Lyric discussion by Madprophet 

Watcher Of The Skies, was in essence written by Rutherford and Banks during a tour in Italy. The two had been staring out over the landscape at the back of a hotel in Naples. Banks talked about it in an interview: "Early one morning, it was totally deserted. It was incredible. We had the idea of an alien coming down to the planet and seeing this world where obviously there had once been life and yet there was not one human being to be seen."

Watcher of the Skies is the first track on Genesis' 1972 album Foxtrot. The title is borrowed from John Keats' 1817 poem "On First Looking into Chapman's Homer":

Then felt I like some watcher of the skies When a new planet swims into his ken.

"...it's more likely to be about Clarke's "Childhood's End", which is about mankind evolving to leave Earth and their bodies behind and to join a cosmic consciousness called the Overmind "

("do they know more than their childhood games"). A highly influencial book, Pink Floyd also had a song entitles "Childhood's End".

You are exactly right, 6th! An alien (played live by Peter Gabriel in his Batwing headgear and inverse mohawk) comes to Earth, only to find it deserted. It begs the question - is it deserted because the creatures here destroyed themselves ("has life again destroyed life") or because they have left Mother Earth behind to go elsewhere (do they play elsewhere).

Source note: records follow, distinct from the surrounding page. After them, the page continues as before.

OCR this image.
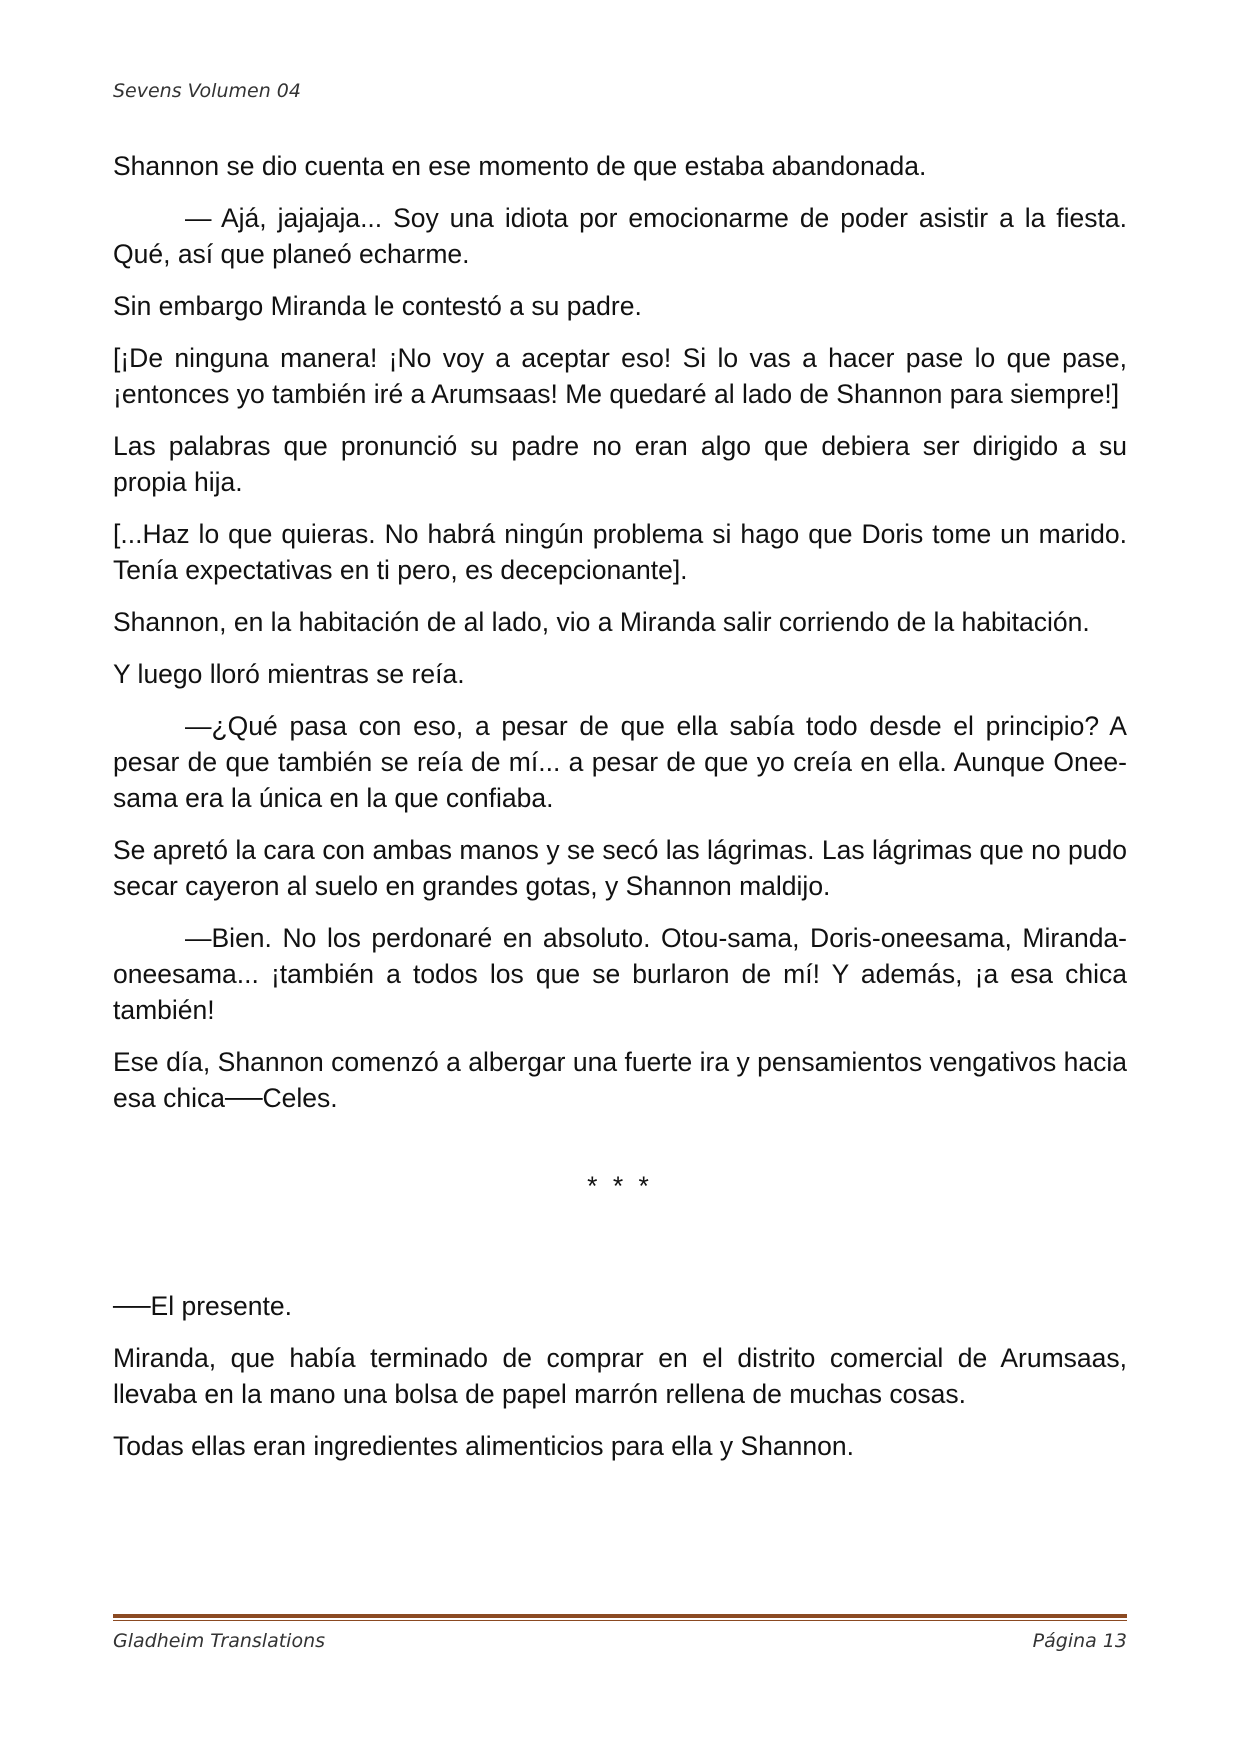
Sevens Volumen 04

Shannon se dio cuenta en ese momento de que estaba abandonada.

— Ajá, jajajaja... Soy una idiota por emocionarme de poder asistir a la fiesta. Qué, así que planeó echarme.

Sin embargo Miranda le contestó a su padre.

[¡De ninguna manera! ¡No voy a aceptar eso! Si lo vas a hacer pase lo que pase, ¡entonces yo también iré a Arumsaas! Me quedaré al lado de Shannon para siempre!]

Las palabras que pronunció su padre no eran algo que debiera ser dirigido a su propia hija.

[...Haz lo que quieras. No habrá ningún problema si hago que Doris tome un marido. Tenía expectativas en ti pero, es decepcionante].

Shannon, en la habitación de al lado, vio a Miranda salir corriendo de la habitación.

Y luego lloró mientras se reía.

—¿Qué pasa con eso, a pesar de que ella sabía todo desde el principio? A pesar de que también se reía de mí... a pesar de que yo creía en ella. Aunque Onee-sama era la única en la que confiaba.

Se apretó la cara con ambas manos y se secó las lágrimas. Las lágrimas que no pudo secar cayeron al suelo en grandes gotas, y Shannon maldijo.

—Bien. No los perdonaré en absoluto. Otou-sama, Doris-oneesama, Miranda-oneesama... ¡también a todos los que se burlaron de mí! Y además, ¡a esa chica también!

Ese día, Shannon comenzó a albergar una fuerte ira y pensamientos vengativos hacia esa chica──Celes.

* * *

──El presente.

Miranda, que había terminado de comprar en el distrito comercial de Arumsaas, llevaba en la mano una bolsa de papel marrón rellena de muchas cosas.

Todas ellas eran ingredientes alimenticios para ella y Shannon.

Gladheim Translations	Página 13
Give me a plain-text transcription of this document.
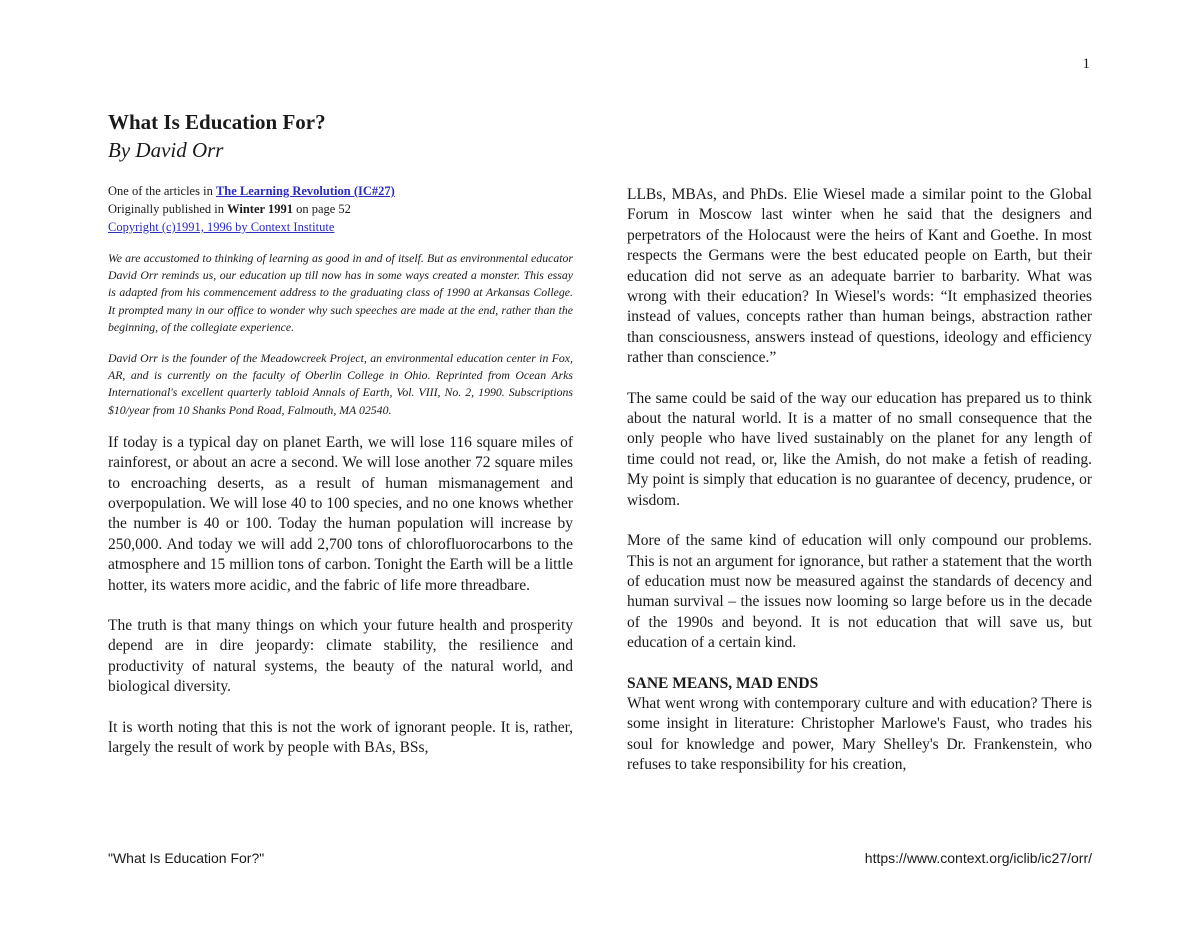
1
What Is Education For?
By David Orr
One of the articles in The Learning Revolution (IC#27)
Originally published in Winter 1991 on page 52
Copyright (c)1991, 1996 by Context Institute

We are accustomed to thinking of learning as good in and of itself. But as environmental educator David Orr reminds us, our education up till now has in some ways created a monster. This essay is adapted from his commencement address to the graduating class of 1990 at Arkansas College. It prompted many in our office to wonder why such speeches are made at the end, rather than the beginning, of the collegiate experience.

David Orr is the founder of the Meadowcreek Project, an environmental education center in Fox, AR, and is currently on the faculty of Oberlin College in Ohio. Reprinted from Ocean Arks International's excellent quarterly tabloid Annals of Earth, Vol. VIII, No. 2, 1990. Subscriptions $10/year from 10 Shanks Pond Road, Falmouth, MA 02540.

If today is a typical day on planet Earth, we will lose 116 square miles of rainforest, or about an acre a second. We will lose another 72 square miles to encroaching deserts, as a result of human mismanagement and overpopulation. We will lose 40 to 100 species, and no one knows whether the number is 40 or 100. Today the human population will increase by 250,000. And today we will add 2,700 tons of chlorofluorocarbons to the atmosphere and 15 million tons of carbon. Tonight the Earth will be a little hotter, its waters more acidic, and the fabric of life more threadbare.

The truth is that many things on which your future health and prosperity depend are in dire jeopardy: climate stability, the resilience and productivity of natural systems, the beauty of the natural world, and biological diversity.

It is worth noting that this is not the work of ignorant people. It is, rather, largely the result of work by people with BAs, BSs,

LLBs, MBAs, and PhDs. Elie Wiesel made a similar point to the Global Forum in Moscow last winter when he said that the designers and perpetrators of the Holocaust were the heirs of Kant and Goethe. In most respects the Germans were the best educated people on Earth, but their education did not serve as an adequate barrier to barbarity. What was wrong with their education? In Wiesel's words: “It emphasized theories instead of values, concepts rather than human beings, abstraction rather than consciousness, answers instead of questions, ideology and efficiency rather than conscience.”

The same could be said of the way our education has prepared us to think about the natural world. It is a matter of no small consequence that the only people who have lived sustainably on the planet for any length of time could not read, or, like the Amish, do not make a fetish of reading. My point is simply that education is no guarantee of decency, prudence, or wisdom.

More of the same kind of education will only compound our problems. This is not an argument for ignorance, but rather a statement that the worth of education must now be measured against the standards of decency and human survival – the issues now looming so large before us in the decade of the 1990s and beyond. It is not education that will save us, but education of a certain kind.

SANE MEANS, MAD ENDS

What went wrong with contemporary culture and with education? There is some insight in literature: Christopher Marlowe's Faust, who trades his soul for knowledge and power, Mary Shelley's Dr. Frankenstein, who refuses to take responsibility for his creation,

"What Is Education For?"	https://www.context.org/iclib/ic27/orr/
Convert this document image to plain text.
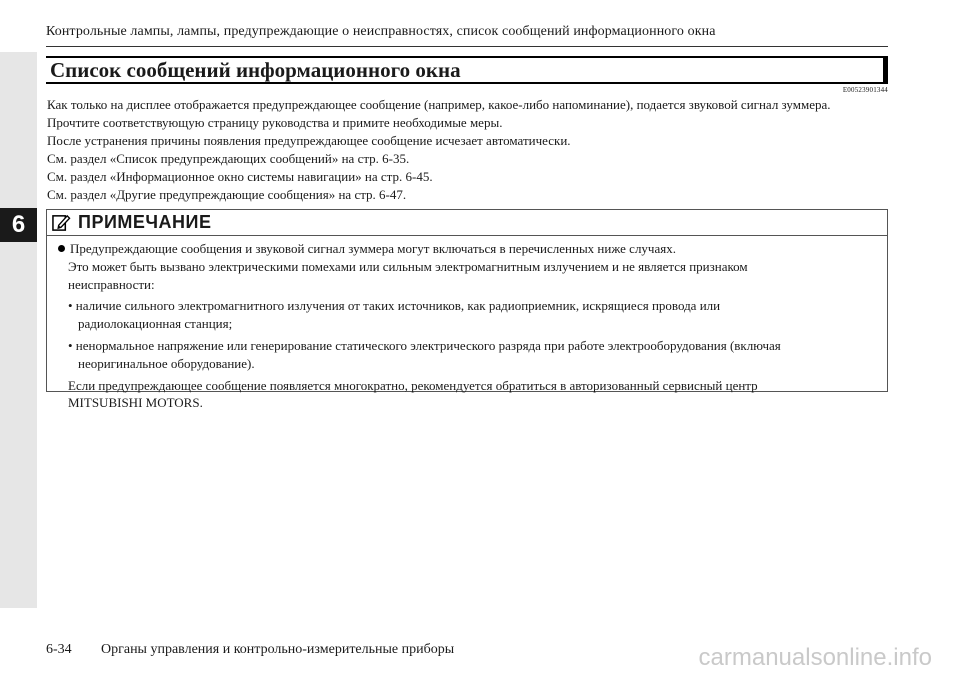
6
Контрольные лампы, лампы, предупреждающие о неисправностях, список сообщений информационного окна
Список сообщений информационного окна
E00523901344

Как только на дисплее отображается предупреждающее сообщение (например, какое-либо напоминание), подается звуковой сигнал зуммера.

Прочтите соответствующую страницу руководства и примите необходимые меры.

После устранения причины появления предупреждающее сообщение исчезает автоматически.

См. раздел «Список предупреждающих сообщений» на стр. 6-35.

См. раздел «Информационное окно системы навигации» на стр. 6-45.

См. раздел «Другие предупреждающие сообщения» на стр. 6-47.

ПРИМЕЧАНИЕ
Предупреждающие сообщения и звуковой сигнал зуммера могут включаться в перечисленных ниже случаях.
Это может быть вызвано электрическими помехами или сильным электромагнитным излучением и не является признаком
неисправности:
• наличие сильного электромагнитного излучения от таких источников, как радиоприемник, искрящиеся провода или
радиолокационная станция;
• ненормальное напряжение или генерирование статического электрического разряда при работе электрооборудования (включая
неоригинальное оборудование).
Если предупреждающее сообщение появляется многократно, рекомендуется обратиться в авторизованный сервисный центр
MITSUBISHI MOTORS.
6-34 Органы управления и контрольно-измерительные приборы	carmanualsonline.info
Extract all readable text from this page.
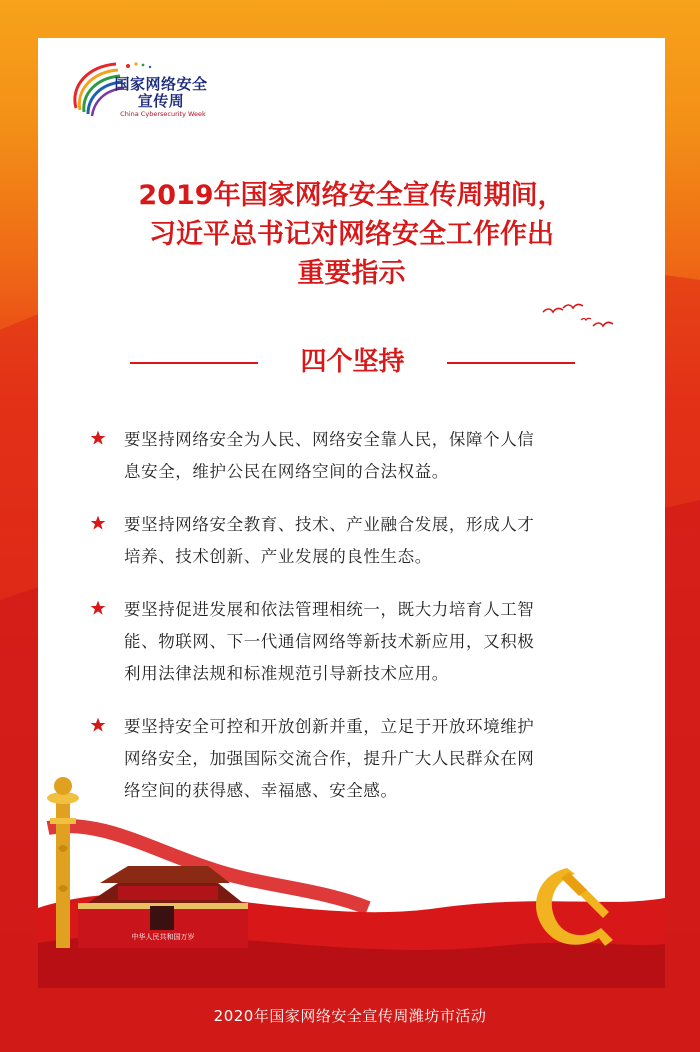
国家网络安全
宣传周
China Cybersecurity Week
2019年国家网络安全宣传周期间，
习近平总书记对网络安全工作作出
重要指示
四个坚持
要坚持网络安全为人民、网络安全靠人民，保障个人信
息安全，维护公民在网络空间的合法权益。
要坚持网络安全教育、技术、产业融合发展，形成人才
培养、技术创新、产业发展的良性生态。
要坚持促进发展和依法管理相统一，既大力培育人工智
能、物联网、下一代通信网络等新技术新应用，又积极
利用法律法规和标准规范引导新技术应用。
要坚持安全可控和开放创新并重，立足于开放环境维护
网络安全，加强国际交流合作，提升广大人民群众在网
络空间的获得感、幸福感、安全感。
中华人民共和国万岁
2020年国家网络安全宣传周潍坊市活动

Whatever the cause, like a primitive lizard leaving it's tail behind it, humanity as a whole has gone beyond it's union with the mother planet.

This alien is old, and has travelled a vast amount of space. Perhaps it is huge, or is organically grown into a massive ship, for we are told that the alien is a world unto itself, and that no world he passes is his.

After observing conditions on the planet, the alien imparts a bit of it's age-old wisdom to the vanished inhabitants, saying:

"From life alone to life as one, Think not your journey's done For though your ship be sturdy, no Mercy has the sea, Will you survive on the ocean of being?"

(Mention of the Ocean of Being here is important symbolism.)

Then, sad because it is still alone, the Watcher turns and heads back to the stars.

@Madprophet A couple friends and myself have an idea about the geographic location of the Fox Trot artwork - that's far and away from where was mentioned. I wonder if there's been any outside discussion on it - ck email.

@Madprophet Interesting. Let me just add that the whole "this is your world..." part is simply metaphorical: the Watcher is a solitary being whose destiny is to move from world to world only to learn what happened there. He has no world of his own (perhaps his own world has suffered the same fate of the one he just visited) and in a way, this perennial wandering is "his world" in the same way, say, as the sea is a pirate's "world".